Das möchte ich jedenfalls gerne glauben, dass Gott diesen Weg mit uns gemeinsam beschreitet, mich bessert, wo ich noch schwach bin, aber den Blick nicht nur auf meine Fehler geheftet hält sondern auch meine kleinen Fortschritte sieht, die ich dank seiner Gnade erreichen kann. Sieh nicht auf unsere Sünden sondern auf unseren Glauben so beten wir in der Messe, und wir vertrauen darauf, dass Gott dieser Bitte barmherzig entspricht.

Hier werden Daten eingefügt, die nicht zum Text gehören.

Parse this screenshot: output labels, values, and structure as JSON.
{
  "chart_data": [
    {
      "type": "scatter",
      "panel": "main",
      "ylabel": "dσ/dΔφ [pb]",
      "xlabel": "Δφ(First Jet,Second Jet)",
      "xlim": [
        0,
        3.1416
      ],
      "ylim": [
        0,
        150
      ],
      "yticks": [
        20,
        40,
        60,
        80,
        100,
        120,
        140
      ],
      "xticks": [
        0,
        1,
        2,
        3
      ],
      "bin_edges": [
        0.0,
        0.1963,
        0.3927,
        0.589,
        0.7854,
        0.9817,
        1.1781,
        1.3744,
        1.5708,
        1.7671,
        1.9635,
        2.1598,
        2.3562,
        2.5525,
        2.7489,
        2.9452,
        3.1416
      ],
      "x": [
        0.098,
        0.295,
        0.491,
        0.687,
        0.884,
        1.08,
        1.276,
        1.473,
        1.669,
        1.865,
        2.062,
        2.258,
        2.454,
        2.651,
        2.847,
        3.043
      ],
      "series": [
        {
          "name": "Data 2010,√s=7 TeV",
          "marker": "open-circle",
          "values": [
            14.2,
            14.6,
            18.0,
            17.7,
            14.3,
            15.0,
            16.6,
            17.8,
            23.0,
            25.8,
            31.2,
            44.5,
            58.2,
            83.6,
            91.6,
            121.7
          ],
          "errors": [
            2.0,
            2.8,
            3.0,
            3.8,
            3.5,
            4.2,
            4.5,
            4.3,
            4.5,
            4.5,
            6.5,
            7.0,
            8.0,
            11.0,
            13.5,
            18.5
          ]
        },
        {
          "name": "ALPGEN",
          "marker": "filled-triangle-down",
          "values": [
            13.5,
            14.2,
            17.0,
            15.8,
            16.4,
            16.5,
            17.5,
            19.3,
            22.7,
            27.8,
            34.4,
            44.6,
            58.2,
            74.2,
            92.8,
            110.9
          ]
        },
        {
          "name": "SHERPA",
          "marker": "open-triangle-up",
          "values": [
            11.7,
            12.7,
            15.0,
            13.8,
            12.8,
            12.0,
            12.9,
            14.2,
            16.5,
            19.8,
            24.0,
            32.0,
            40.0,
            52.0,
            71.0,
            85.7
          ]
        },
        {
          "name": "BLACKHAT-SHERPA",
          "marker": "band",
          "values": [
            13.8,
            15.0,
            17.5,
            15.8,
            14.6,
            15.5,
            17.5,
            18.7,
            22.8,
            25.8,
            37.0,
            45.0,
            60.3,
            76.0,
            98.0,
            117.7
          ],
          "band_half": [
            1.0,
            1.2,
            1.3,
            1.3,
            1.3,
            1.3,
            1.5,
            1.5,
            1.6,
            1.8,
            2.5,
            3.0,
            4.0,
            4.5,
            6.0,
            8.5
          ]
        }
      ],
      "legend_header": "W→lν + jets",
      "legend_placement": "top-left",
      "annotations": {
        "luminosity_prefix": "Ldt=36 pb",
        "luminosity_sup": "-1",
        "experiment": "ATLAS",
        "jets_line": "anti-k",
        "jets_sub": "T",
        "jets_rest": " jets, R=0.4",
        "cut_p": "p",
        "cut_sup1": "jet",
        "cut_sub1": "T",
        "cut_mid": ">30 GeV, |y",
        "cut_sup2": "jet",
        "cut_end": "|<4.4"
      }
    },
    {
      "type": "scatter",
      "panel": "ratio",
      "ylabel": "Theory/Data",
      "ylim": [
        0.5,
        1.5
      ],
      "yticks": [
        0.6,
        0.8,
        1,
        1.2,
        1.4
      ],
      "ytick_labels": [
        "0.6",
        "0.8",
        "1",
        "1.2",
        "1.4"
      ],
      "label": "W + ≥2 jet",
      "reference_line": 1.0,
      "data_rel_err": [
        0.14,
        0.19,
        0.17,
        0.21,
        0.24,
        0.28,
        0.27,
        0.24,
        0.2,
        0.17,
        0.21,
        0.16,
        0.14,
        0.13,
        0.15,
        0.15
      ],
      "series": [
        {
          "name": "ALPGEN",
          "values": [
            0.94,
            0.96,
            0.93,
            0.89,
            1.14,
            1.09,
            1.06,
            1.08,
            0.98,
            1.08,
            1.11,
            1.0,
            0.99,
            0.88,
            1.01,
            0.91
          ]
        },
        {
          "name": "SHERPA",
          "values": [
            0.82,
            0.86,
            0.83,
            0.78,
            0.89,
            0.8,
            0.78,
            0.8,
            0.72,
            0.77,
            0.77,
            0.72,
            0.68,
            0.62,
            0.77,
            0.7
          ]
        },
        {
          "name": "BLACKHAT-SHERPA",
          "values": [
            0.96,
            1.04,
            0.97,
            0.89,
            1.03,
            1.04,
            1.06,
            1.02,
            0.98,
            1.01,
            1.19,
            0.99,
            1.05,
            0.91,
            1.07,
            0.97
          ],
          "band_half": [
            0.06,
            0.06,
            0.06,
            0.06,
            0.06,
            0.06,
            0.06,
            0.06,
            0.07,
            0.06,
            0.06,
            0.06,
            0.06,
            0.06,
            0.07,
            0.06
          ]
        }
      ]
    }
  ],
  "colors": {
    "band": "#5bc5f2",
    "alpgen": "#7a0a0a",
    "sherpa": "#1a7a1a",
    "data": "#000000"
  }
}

Wird der Papsttreue jetzt milde? Weicht er etwa von Glaubensinhalten ab? Nein, bei der Frage, ob etwas richtig oder falsch, gut oder böse, Wahrheit oder Lüge ist, ist für mich Jesus, und in seiner Vertretung die Kirche immer noch der Maßstab Guck in den Katechismus, wenn Du wissen willst, ob etwas Gut oder Sünde ist, wäre immer noch meine Antwort. Und wer gerecht sein will, der muss genau diesen Maßstab an sich selbst anlegen. Ihn aber an andere anzulegen, ihnen gegenüber nur gerecht aber nicht barmherzig sein zu wollen, das kann unmöglich der Weg Gottes sein vielleicht ist das mein Privatglaube aber anders kann ich mir unseren Vater im Himmel nicht vorstellen, der darauf wartet, dass seine verlorenen Söhne, auch die Daheimgebliebenen, zu ihm nach Hause kommen!
Und jetzt bin ich mal gespannt, ob dieser Beitrag zum Widerspruch reizt?!